Find unique rows in numpy.array

ghz 7months ago ⋅ 121 views

I need to find unique rows in a numpy.array.

For example:

>>> a # I have
array([[1, 1, 1, 0, 0, 0],
       [0, 1, 1, 1, 0, 0],
       [0, 1, 1, 1, 0, 0],
       [1, 1, 1, 0, 0, 0],
       [1, 1, 1, 1, 1, 0]])
>>> new_a # I want to get to
array([[1, 1, 1, 0, 0, 0],
       [0, 1, 1, 1, 0, 0],
       [1, 1, 1, 1, 1, 0]])

I know that i can create a set and loop over the array, but I am looking for an efficient pure numpy solution. I believe that there is a way to set data type to void and then I could just use numpy.unique, but I couldn't figure out how to make it work.

Answers

To find unique rows in a NumPy array efficiently, you can indeed use a combination of NumPy's structured arrays and the numpy.unique function.
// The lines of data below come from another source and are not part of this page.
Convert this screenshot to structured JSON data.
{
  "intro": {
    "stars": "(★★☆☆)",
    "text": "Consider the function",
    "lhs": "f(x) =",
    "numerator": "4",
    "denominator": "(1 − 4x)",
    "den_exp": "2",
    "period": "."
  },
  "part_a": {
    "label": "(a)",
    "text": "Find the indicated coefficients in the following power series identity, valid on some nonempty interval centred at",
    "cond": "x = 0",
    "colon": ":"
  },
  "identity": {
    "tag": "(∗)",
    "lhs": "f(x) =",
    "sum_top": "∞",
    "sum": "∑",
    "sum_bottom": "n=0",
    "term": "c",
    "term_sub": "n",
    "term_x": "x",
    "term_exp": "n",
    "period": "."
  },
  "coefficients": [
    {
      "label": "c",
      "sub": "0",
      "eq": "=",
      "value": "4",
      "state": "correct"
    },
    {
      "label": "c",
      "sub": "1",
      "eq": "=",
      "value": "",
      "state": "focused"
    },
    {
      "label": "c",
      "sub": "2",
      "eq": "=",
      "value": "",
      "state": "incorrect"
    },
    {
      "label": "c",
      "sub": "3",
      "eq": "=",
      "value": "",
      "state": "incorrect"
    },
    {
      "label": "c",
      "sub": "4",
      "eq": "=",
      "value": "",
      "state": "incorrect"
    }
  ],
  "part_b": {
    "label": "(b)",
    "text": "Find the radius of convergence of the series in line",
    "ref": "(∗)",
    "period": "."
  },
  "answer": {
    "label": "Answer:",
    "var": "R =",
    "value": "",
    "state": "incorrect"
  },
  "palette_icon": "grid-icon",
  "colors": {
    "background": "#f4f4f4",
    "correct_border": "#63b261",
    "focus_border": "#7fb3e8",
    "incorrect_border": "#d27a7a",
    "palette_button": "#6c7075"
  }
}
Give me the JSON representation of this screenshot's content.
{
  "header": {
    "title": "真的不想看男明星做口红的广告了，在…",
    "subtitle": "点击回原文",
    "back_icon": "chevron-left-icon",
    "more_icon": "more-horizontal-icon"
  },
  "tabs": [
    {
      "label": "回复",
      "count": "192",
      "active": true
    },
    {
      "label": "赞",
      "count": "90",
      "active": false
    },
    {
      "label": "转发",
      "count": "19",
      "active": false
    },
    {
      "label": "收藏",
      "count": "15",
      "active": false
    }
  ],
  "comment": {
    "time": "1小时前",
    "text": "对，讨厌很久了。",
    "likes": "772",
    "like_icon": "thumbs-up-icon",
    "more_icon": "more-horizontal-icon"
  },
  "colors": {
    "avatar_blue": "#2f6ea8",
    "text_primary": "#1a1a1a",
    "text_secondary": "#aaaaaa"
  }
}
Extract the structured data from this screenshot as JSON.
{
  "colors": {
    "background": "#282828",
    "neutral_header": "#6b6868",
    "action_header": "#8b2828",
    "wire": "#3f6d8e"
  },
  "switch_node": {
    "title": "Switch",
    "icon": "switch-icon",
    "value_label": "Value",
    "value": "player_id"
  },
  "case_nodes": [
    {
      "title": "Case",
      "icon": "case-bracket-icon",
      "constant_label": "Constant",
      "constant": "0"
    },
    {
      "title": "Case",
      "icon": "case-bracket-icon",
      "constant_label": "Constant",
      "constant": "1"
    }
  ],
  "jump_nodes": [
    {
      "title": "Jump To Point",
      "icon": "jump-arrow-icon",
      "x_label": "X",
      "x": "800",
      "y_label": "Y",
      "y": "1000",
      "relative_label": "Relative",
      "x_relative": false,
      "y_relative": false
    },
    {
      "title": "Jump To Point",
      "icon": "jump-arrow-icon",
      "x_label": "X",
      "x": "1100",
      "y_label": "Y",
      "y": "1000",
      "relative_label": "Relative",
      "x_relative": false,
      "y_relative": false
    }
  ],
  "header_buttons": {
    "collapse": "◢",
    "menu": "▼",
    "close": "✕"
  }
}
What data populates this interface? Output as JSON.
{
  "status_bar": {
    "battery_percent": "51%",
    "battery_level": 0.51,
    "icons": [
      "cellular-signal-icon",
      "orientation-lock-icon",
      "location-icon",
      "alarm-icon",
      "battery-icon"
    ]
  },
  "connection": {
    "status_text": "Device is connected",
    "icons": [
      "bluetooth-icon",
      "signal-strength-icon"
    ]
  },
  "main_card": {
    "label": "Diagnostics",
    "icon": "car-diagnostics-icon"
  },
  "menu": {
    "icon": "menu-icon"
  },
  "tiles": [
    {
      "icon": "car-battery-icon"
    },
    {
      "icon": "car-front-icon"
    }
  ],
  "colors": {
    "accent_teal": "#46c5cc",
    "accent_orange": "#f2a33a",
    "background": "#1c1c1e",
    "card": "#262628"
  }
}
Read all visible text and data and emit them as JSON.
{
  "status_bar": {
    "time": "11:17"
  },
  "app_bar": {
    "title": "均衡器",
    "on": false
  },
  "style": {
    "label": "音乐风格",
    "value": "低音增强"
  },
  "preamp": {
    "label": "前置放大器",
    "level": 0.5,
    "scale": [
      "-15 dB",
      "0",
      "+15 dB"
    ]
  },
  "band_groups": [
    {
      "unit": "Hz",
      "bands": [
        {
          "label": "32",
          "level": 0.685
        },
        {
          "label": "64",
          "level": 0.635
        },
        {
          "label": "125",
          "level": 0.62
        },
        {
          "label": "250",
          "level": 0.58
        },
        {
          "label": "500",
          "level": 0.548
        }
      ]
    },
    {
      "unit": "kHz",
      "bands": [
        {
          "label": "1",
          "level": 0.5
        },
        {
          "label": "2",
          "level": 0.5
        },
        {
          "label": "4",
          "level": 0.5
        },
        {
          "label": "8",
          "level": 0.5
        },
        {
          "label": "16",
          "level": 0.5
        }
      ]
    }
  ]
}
Here’s a step-by-step guide to achieve this:

  1. Convert each row of the array into a single element of a structured array.
  2. Use numpy.unique to find the unique rows.
  3. Convert the result back to the original array format.

Here’s how you can do it:

import numpy as np

def unique_rows(a):
    # View the array as a structured array with each row as a single element
    a_view = np.ascontiguousarray(a).view(np.dtype((np.void, a.dtype.itemsize * a.shape[1])))
    
    # Find the unique elements in the structured array
    _, idx = np.unique(a_view, return_index=True)
    
    # Sort the indices to preserve the order of first occurrence
    unique_a = a[np.sort(idx)]
    
    return unique_a

# Example usage
a = np.array([[1, 1, 1, 0, 0, 0],
              [0, 1, 1, 1, 0, 0],
              [0, 1, 1, 1, 0, 0],
              [1, 1, 1, 0, 0, 0],
              [1, 1, 1, 1, 1, 0]])

new_a = unique_rows(a)
print(new_a)

Explanation

  1. Viewing as a structured array:

    • np.ascontiguousarray(a) ensures that the array is contiguous in memory, which is necessary for viewing it as a structured array.
    • .view(np.dtype((np.void, a.dtype.itemsize * a.shape[1]))) treats each row as a single element of a void type, where the size of each element is the total number of bytes in a row (a.dtype.itemsize * a.shape[1]).
  2. Finding unique rows:

    • np.unique(a_view, return_index=True) returns the unique elements and the indices of the first occurrences of these unique elements. The a_view array, being of void type, is compared element-wise to determine uniqueness.
  3. Preserving order:

    • np.sort(idx) sorts the indices of the unique rows to maintain the order of their first appearance in the original array.
    • a[np.sort(idx)] uses these sorted indices to extract the unique rows in the original order.

This method is efficient and leverages the power of NumPy to perform the operation in a vectorized manner without explicit loops in Python, making it suitable for large arrays.